3) It's an FPS, not a vehicular shooter. If I want to ride a mini-van with a mounted mini-gun, I'd play Twisted Metal. If I want to Takedown other cars, I'd play Burnout. Please don't subject gamers to hours of forced vehicular combat (if you haven't noticed, copying Halo 2 won't necessarily earn you millions). Half-Life 2, while an awesome game, bogged gamers down with one buggy-scene too many. Nothing's more anti-climactic than finishing a harrowing firefight and having to get into a stodgy raft with a gigantic propeller for an engine.
4) Environments should be interactive--no, really. This is a topic butchered to death by marketing departments, but let's face it: aside from Half-Life 2, environments have always been static in FPS games. You'd think that one of those millions of pipes in Doom 3 would be explosive, or shoot out scalding steam. Or shooting Borg--er, Strogg-embedded machinery in Quake 4 would disable some critical system that'd demolish half the complex. Yet, squirming half-torso bodies reflect explosive rounds without a scratch. But hey look, explosive barrels!

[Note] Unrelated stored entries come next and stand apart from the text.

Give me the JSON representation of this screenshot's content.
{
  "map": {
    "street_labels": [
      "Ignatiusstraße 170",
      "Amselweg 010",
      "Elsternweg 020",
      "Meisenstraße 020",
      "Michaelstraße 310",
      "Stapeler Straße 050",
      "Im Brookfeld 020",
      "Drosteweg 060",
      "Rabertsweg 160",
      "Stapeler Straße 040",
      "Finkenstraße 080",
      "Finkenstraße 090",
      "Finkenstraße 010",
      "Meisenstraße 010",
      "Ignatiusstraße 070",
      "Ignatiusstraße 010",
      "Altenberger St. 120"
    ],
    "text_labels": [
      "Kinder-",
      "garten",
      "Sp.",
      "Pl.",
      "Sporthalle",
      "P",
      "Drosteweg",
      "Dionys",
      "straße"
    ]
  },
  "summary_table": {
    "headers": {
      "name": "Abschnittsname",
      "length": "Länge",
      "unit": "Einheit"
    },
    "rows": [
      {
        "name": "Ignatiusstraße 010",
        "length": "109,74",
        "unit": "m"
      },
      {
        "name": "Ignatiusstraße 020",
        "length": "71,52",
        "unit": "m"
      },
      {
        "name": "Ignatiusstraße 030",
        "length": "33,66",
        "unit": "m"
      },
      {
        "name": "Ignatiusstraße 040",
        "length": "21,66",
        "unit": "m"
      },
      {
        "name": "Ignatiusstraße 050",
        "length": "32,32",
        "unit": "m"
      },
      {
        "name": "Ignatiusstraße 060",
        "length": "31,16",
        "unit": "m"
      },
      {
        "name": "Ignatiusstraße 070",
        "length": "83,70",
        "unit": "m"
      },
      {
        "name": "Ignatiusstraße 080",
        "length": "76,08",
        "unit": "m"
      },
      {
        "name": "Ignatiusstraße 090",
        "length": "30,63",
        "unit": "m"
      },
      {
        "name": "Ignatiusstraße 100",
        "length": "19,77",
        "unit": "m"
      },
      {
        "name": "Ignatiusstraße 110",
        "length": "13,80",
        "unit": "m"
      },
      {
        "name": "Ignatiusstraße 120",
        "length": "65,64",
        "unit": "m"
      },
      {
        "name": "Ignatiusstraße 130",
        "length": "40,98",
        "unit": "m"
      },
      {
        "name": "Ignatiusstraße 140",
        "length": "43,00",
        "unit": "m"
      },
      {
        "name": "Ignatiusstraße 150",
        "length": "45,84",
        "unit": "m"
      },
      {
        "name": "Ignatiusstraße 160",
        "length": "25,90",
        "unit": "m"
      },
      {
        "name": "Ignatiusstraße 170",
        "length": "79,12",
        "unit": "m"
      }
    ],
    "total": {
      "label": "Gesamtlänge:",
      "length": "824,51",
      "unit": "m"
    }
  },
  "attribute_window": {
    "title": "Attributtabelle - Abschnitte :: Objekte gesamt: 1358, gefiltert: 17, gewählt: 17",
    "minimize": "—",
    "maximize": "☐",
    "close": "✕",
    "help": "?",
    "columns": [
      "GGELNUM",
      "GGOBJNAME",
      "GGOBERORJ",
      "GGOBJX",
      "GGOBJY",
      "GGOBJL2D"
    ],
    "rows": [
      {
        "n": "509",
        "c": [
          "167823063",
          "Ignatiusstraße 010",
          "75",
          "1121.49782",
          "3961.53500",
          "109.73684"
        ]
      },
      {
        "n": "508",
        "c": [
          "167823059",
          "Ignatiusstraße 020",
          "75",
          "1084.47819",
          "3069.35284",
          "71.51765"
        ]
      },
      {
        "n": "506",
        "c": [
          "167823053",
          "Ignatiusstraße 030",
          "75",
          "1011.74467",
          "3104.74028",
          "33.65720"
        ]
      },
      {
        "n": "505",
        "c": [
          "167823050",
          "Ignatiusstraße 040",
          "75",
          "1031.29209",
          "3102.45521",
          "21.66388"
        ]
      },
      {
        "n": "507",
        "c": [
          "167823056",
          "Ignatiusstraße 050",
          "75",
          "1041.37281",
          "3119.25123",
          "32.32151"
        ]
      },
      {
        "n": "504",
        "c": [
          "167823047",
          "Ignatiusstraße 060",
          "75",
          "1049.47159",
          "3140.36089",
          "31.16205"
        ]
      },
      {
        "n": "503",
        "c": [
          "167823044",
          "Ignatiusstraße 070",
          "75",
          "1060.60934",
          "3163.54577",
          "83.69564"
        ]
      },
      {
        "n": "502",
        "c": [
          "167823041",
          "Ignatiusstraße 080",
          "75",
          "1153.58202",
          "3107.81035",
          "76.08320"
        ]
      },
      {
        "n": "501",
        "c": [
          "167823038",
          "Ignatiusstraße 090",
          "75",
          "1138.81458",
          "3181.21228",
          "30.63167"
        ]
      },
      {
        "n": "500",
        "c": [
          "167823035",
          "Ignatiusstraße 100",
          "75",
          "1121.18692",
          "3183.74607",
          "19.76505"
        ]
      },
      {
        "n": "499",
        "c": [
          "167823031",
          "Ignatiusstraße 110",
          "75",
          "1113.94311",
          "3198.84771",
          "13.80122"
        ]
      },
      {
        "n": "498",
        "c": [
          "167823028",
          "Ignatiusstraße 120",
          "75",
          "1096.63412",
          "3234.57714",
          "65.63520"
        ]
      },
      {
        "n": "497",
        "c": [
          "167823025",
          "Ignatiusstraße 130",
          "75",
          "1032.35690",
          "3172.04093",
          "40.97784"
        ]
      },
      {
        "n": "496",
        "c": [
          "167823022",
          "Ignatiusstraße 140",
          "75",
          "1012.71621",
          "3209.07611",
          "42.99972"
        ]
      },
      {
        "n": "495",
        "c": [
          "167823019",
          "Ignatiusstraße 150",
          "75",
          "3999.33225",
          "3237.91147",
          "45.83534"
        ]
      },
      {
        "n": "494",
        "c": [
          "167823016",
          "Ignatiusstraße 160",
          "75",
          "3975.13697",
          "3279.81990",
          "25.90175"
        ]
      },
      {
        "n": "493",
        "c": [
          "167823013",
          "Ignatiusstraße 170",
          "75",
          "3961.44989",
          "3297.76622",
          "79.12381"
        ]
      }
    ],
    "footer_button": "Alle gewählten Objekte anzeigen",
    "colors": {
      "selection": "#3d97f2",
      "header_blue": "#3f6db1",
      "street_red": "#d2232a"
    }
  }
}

And color-coded red for your convenience, too.
5) The protagonist is not a one-armed ghost. It's a minor issue, but one that peeves me nonetheless: why do you never have feet, legs ...or sometimes even a left arm in an FPS? There are only a couple exceptions to this--Halo 2 and Chronicles of Riddick come to mind--but for the overwhelming majority of games, all you see is the gun and your right arm. And please, I'm tired of that bizzare perspective where the alter ego's arm is stuck to his chin. When I look down, I should see my feet, my lower torso, not just a shadow of my ghostly form. Make the player's body a relevant part of the game. Something like blood temporarily reddening your vision when getting headshot, seeing your alter ego grasp your shoulder when injured, or seeing your legs hobble as you are critically injured. The main reason why "all shooters look the same" is that games have consistently failed to integrate the most central character--the alter egos themselves--into the game.
What franchise will be the new Half-Life of FPS games? Nothing big's on the horizon, but you can always hold out for S.T.A.L.K.E.R. and Duke Nukem Forever.

Stroggified? Matthew Kane in his true in-game form.